La Traite vue du côté des Africains
Cinquième long métrage de l'Ivoirien Roger Gnoam Mbala (Ablakon, Bouka, Au nom du Christ), Adangamman traite d'un sujet doublement douloureux, donc doublement sulfureux: la Traite des Noirs au XVIIe siècle. Doublement sulfureux puisque, d'un point de vue purement cinématographique, ce thème a été très rarement traité par les réalisateurs africains.

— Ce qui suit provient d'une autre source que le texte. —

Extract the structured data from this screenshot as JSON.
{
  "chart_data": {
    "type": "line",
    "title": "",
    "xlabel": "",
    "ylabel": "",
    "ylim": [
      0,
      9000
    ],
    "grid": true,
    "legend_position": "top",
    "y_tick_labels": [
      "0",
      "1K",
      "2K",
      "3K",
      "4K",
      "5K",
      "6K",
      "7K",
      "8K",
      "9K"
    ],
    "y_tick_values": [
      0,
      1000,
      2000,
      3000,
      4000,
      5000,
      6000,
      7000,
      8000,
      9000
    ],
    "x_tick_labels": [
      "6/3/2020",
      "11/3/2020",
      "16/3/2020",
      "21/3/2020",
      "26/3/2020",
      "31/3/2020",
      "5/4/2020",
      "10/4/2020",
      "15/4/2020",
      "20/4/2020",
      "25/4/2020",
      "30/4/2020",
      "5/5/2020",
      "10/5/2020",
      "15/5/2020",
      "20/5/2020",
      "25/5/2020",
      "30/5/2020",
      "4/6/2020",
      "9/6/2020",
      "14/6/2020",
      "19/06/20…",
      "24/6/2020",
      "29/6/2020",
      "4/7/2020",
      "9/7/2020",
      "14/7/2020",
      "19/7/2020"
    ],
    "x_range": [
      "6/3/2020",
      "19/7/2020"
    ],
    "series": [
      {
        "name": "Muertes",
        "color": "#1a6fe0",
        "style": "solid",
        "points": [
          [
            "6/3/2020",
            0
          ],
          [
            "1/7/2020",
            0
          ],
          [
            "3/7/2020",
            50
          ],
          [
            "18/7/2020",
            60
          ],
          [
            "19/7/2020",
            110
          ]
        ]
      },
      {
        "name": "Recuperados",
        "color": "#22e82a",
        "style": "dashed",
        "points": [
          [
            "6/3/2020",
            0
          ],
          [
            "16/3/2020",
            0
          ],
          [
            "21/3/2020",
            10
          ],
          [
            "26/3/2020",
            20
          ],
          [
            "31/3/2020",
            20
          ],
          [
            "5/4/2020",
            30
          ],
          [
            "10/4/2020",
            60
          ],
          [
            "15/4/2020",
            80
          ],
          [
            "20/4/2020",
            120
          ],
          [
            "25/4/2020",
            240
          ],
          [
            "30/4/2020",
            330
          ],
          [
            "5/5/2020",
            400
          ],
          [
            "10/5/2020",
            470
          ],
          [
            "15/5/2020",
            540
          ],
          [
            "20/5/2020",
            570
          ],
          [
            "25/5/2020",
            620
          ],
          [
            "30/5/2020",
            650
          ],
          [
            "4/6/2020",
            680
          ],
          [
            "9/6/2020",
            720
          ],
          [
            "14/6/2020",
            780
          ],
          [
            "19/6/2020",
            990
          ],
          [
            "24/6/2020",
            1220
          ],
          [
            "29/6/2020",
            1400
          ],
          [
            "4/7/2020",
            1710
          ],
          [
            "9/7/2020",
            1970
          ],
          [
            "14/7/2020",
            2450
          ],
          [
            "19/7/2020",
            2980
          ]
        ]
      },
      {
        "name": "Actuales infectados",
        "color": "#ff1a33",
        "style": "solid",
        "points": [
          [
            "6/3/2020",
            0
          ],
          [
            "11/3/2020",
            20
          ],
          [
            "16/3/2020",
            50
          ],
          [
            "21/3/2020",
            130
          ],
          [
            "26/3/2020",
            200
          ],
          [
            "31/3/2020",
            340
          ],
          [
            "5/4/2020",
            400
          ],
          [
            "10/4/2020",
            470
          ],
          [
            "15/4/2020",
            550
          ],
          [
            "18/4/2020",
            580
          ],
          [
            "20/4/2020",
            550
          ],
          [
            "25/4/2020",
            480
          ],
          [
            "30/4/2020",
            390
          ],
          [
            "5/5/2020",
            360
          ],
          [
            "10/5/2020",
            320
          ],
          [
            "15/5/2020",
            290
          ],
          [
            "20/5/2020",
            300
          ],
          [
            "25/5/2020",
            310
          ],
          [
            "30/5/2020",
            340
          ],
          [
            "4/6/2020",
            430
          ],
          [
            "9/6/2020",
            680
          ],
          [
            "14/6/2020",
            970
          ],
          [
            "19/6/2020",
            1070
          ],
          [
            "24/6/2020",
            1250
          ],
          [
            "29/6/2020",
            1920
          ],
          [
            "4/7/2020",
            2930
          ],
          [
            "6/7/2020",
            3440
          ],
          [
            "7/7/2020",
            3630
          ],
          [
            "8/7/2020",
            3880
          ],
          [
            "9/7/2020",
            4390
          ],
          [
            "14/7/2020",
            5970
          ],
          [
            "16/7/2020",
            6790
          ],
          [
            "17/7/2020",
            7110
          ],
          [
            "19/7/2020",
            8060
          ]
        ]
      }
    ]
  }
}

Par ailleurs, l'imagerie traditionnelle a toujours voulu que la Traite ait été organisée par les Blancs (ce qui n'est évidemment pas faux) mais en occultant autant que possible le rôle pourtant non négligeable que beaucoup de chefs africains jouèrent dans ce drame qui saigna l'Afrique pour plusieurs siècles. La première image d'Adangamman donne le ton: un visage d'homme saisi dans un filet comme un vulgaire animal, et des mains qui lui posent de force une sorte de muselière, ou plutôt un baillon de fer. Ces mains sont noires, et c'est la première surprise du film. Nous voici donc embarqués pour le XVIIe siècle, en pleine brousse africaine. Un village semble avoir échappé par miracle à la chasse d'esclaves du puissant roi Adanggaman, tyran assoiffé d'or et de pouvoir, et amateur de rhum à ses heures perdues. Le vieux N'Go, qui dirige son foyer avec autorité et esprit de caste, tente d'imposer à son fils Ossei une jeune fille de famille riche, alors que celui-ci est amoureux d'une esclave. Ossei refuse de se soumettre à l'autorité parentale, se fait tabasser par une poignée de sbires aux ordres de son père et finit par s'enfuir du village la nuit où celui-ci se fait attaquer par les amazones d'Adanggaman, qui tuent les hommes et emmènent en captivité femmes et enfants. Pour Ossei, c'est le début d'une longue errance, à la recherche de sa mère, devenue une esclave d'Adanggaman. Si on peut critiquer le film de Roger Gnoam Mbala pour son rythme très étale et ses ruptures de tonalité qui laissent parfois penser que plusieurs mois se sont écoulés entre deux scènes (on passe ainsi sans transition du drame le plus complet à une ambiance idyllique de pré-Eden africain: bizarre), on peut aussi admirer l'ambition et le courage du réalisateur qui s'attaque sans ambages ûet avec un évident sens visuel- à l'un des sujets les plus difficiles à illustrer de l'histoire de l'Afrique.